Yıllar geçti, o kış bu kış derken komünizm gelmedi, ama yüz binlerce köylü için ne sarılacak bir tarla kaldı ne tavuk ne de inek. Şimdi de birileri çıkıp, sefaletinizin ve yıkımınızın suçlusu AB’dir diyerek düşmanı yine dışsallaştırıyor. Onların buğdayları sizi bu hale getiriyor, onların şekerleri, tütünleri, pamukları, mısırları! Ve işsiz kalan, aşsız kalan milyonları yine yanlış düşmana işaret ederek kendi arkalarına almaya, onlar üzerinden iktidara gelmeye çalışıyorlar. MHP’sinden DYP’sine, DSP’sinden CHP’sine, Genç Parti’sinden İP’sine kadar tüm burjuva muhalefet kırlara koşuyor ve kendi iktidarı altında nasıl da refaha kavuşacağı, onu ne de güzel bir dünyanın beklediği yalanlarıyla yoksul köylüyü kandırmaya çalışıyor.
Kervana katılan solcuları da unutmayalım. Aynı AB teranesini onlar da tekrarlıyorlar. Ne de güzel geçinip gidiyordunuz, AB geldi böyle oldu demeye getiriyorlar. Yurtsever Cepheler inşa ediliyor, köylüler AB’ye karşı canhıraş meydan muharebesine davet ediliyor. Sonuçta, köylü, sağlı sollu milliyetçilik bombardımanına tutuluyor.
Milliyetçilik burjuvazi tarafından zaten dört bir koldan pompalanırken, parsadan pay kapmak isteyen sol kesimler, yangına körükle gittiklerinin farkında değiller. Küçük köylüler içine sürüklendikleri yıkım sonucunda yüz binler halinde kentlere akarlarken ve burada onları işsizlik ve açlık beklerken, onlara milliyetçilikle soslanmış sahte kurtuluş hayalleri aşılamanın, sosyalizmin değil faşizmin ekmeğine yağ süreceği çok açıktır. Unutmayalım ki, Türkiye’de faşist hareketin kaleleri aynı zamanda köylü kaleleridir. Özellikle bugün içinde bulunduğumuz siyasal konjonktürde (darbe tehditleri açıktan yapılırken ve milli birlik hükümeti çağrıları arşa çıkmışken), yoksul köylü yığınların milliyetçiliği en azından nötralize edilemezse ve proleter devrimci bir bakış açısı yaygınlaştırılamazsa, faşist köylü kalelerinin şimdi kentlerin varoşlarında inşa edilmesinin önüne geçilemez.

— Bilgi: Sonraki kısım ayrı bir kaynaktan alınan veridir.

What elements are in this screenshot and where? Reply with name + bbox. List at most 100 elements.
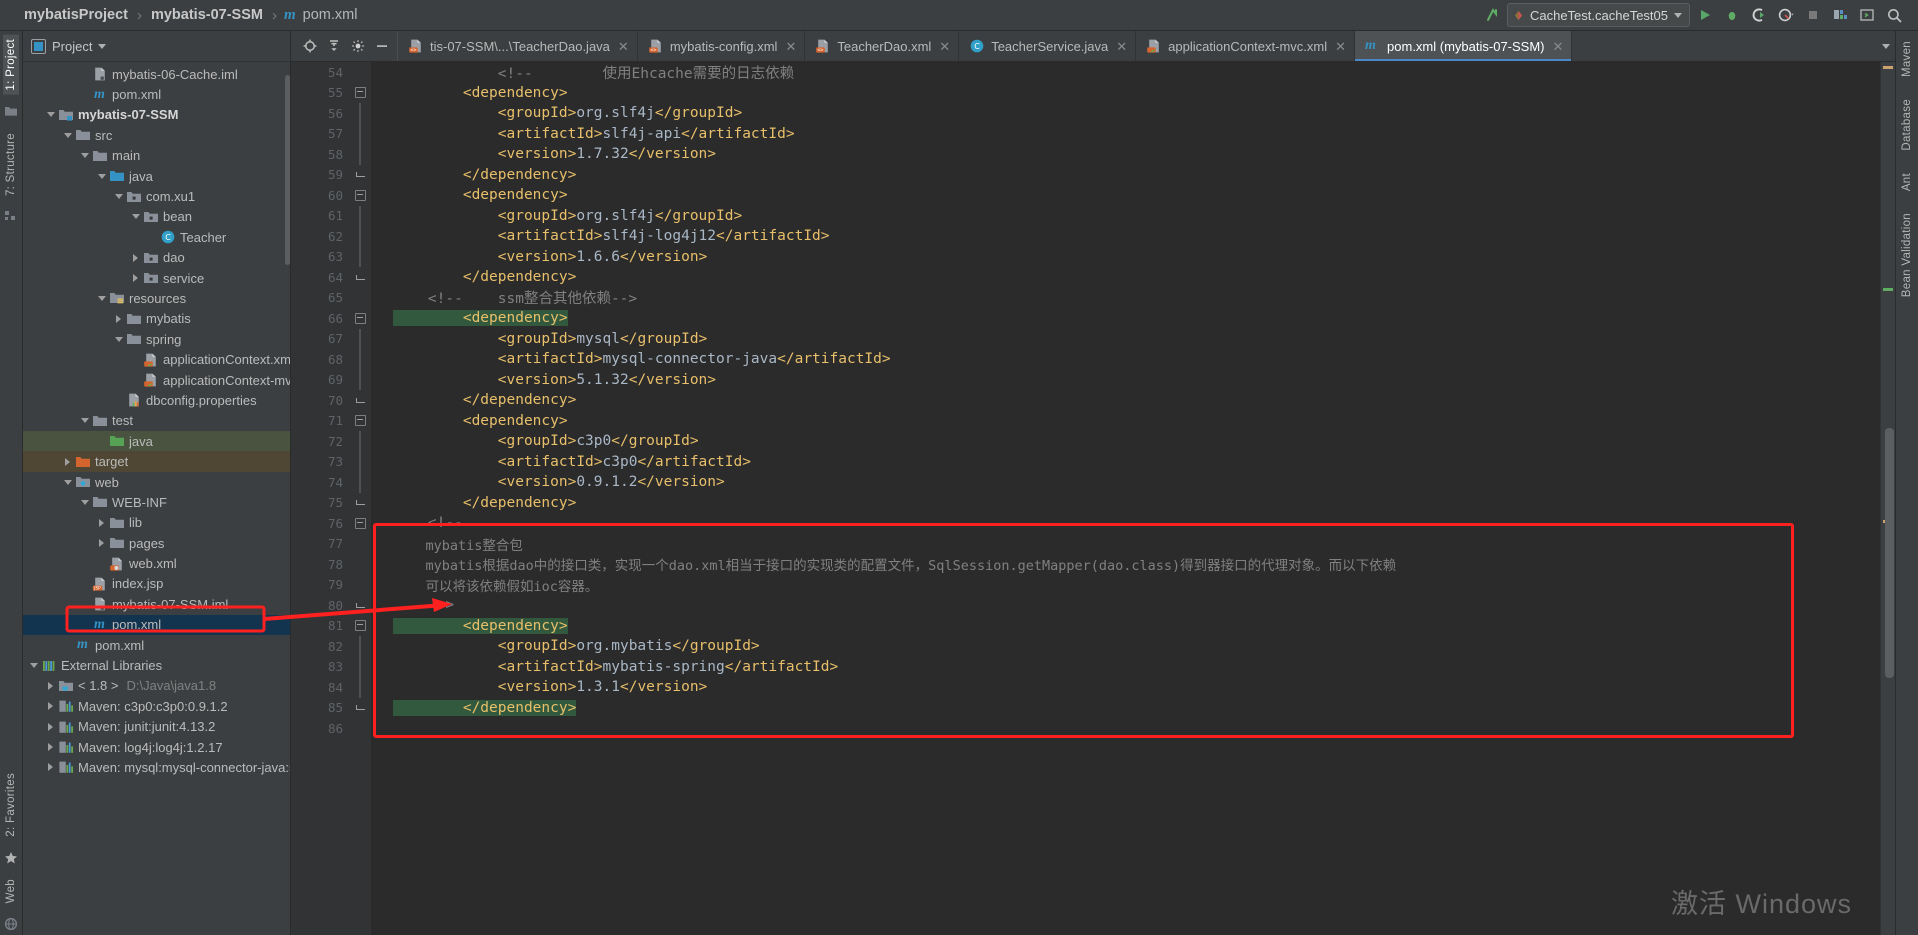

Türkiye sol hareketinin büyük bir çoğunluğu, senelerce, önüne, son tahlilde kapitalizmin sınırlarını aşmayan bir iktidar hedefi koydu ve küçük köylünün zenginleşmesinin pekâlâ mümkün olduğu hayallerini yaymaya çalıştı. Şimdi de değişen pek fazla bir şey yok aslında. Solun büyük bir kesimi hâlâ, işçilerin ve küçük köylülerin önüne, kurtuluş reçetesi olarak IMF’siz, AB’siz, bağımsız Türkiye programını koyuyor. Bu “bağımsızlığın” üstü biraz kazındığında ise “ulusal” kapitalist bir Türkiye çıkıveriyor ortaya.
Yıllar önce Lenin, “… küçük-ölçekli çiftçiliği ve küçük mülkiyeti, kapitalizmin saldırısından korumak suretiyle köylülüğü kurtarmaya çalışmak, toplumsal gelişmenin gereksiz yere geciktirilmesi olacaktır; köylülüğü kapitalizmde bile zengin olmanın olanaklı olduğu hayalleriyle aldatmak anlamına gelecektir; emekçi sınıfları birbirinden ayırmak ve çoğunluğun zararına olmak üzere azınlık için ayrıcalıklı bir durum yaratmak anlamına gelecektir” diyordu.[3]
Küçük köylülüğün uzun bir süreden beri yaşamakta olduğu yıkım, kendisini değişmeksizin muhafaza edebilmesinin ve zenginleşebilmesinin bir hayalden ibaret olduğunu kanıtlamış bulunuyor. Durum bu kadar açıkken, sosyalistlere düşen görev, küçük üreticilerin milliyetçi hassasiyetlerini kaşımak değil, proletaryanın gerçek müttefiki olan bu kesimi kendileri için yegâne kurtuluş yolu olan sosyalizmin saflarına çekmektir. Küçük üreticiler bilmelidirler ki, üretimin kâr için değil insanlığın ihtiyaçları için yapılacağı, karınlarının doymasının hava koşullarına ya da piyasa şartlarına bağlı olmadığı, yeryüzünün nimetlerinden herkes kadar onların da yararlanabilecekleri bir dünya mümkündür ve bu dünyanın anahtarı, başta proletarya olmak üzere tüm emekçi sınıfların ellerindedir.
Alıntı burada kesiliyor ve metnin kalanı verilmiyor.